Understanding the Security Aspects of Linux eBPF

2022 discoveries of new privilege escalation techniques

Reading this blog will allow you to understand the eBPF mechanism and how a fairly small bug can lead to the compromise of the entire system.

Executive summary

Modern hacking techniques often use legitimate operating system tools for bad purposes. Such is the potential case with the common traffic monitoring Linux subsystem called eBPF.

eBBF is a two-way street that, if abused, allows the adversary direct access and privilege to the Linux kernel. Although eBPF does impose restrictions on the code running in it, some of them can be bypassed. This would result in the ability to run malicious code at the kernel level and achieve privilege escalation. In this paper we will review how it is done.

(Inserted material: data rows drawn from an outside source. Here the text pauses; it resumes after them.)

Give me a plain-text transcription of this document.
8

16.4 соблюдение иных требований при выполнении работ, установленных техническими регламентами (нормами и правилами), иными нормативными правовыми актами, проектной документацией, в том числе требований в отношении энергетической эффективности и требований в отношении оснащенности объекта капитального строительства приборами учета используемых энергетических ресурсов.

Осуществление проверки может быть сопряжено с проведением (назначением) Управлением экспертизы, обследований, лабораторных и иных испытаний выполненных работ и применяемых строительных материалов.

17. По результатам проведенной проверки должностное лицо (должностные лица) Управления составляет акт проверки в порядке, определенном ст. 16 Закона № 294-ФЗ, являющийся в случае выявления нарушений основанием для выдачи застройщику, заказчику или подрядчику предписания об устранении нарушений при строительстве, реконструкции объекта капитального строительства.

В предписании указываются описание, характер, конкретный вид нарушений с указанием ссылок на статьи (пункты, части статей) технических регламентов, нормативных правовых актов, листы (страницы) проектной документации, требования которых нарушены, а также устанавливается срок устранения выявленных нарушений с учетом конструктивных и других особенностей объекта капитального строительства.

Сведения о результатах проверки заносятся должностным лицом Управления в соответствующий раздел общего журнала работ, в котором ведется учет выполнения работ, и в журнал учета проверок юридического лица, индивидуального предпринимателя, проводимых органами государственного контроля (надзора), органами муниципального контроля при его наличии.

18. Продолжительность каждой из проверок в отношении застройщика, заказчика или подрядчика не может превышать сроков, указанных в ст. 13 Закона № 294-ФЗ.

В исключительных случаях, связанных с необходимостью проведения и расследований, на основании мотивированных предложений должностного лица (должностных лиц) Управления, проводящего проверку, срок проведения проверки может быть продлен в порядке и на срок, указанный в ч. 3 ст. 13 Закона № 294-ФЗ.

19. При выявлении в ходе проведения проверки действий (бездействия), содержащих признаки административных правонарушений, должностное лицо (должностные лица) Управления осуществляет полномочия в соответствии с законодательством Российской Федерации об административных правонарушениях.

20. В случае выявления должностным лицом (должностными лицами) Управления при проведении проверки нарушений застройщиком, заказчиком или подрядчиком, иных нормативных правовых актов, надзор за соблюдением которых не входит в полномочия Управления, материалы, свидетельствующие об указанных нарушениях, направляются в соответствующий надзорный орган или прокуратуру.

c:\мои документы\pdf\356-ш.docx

The fast-pass to disabling this privilege escalation technique is to set the configuration flag for this subsystem to prevent unauthorized privileged access and assure the environment has the latest kernel update.

For older kernels, a modern perimeter of access needs to be established to prevent and restrict possible unauthorized access.

Does it apply to my organization?

You might be prone to an attack that leverages eBPF bugs if you are running an Ubuntu workstation or server that was provisioned in the past 2 years.

Who should take the time to read this document in full?

SOC, Blue Teamers, DFIR and any other corporate function that manages the risk and response to attacks on Ubuntu devices.

On the other side of the cyber spectrum, Red Teamers and pen-testers are encouraged to read this attack domain to enrich their attack engagements with hands-on tips from a senior security researcher.

Attack surface domain

Linux, mainly Ubuntu, but possibly any Linux machine where unprivileged_bpf_disabled flag is set to 0.

Relevant MITRE ATT&CK TTPs

Exploitation for Privilege Escalation T1068

Recommended Mitigation

Ensure that your Linux distro is configured not to allow unprivileged users to run eBPF programs. This means that the config parameter `unprivileged_bpf_disabled` should be set to 1 in the kernel to disable the possibility of running eBPF programs as an unprivileged user.

If the config parameter `unprivileged_bpf_disabled` in the kernel is set to 0, it will be possible to run eBPF programs as an unprivileged user and the attack vector described in this paper may be possible.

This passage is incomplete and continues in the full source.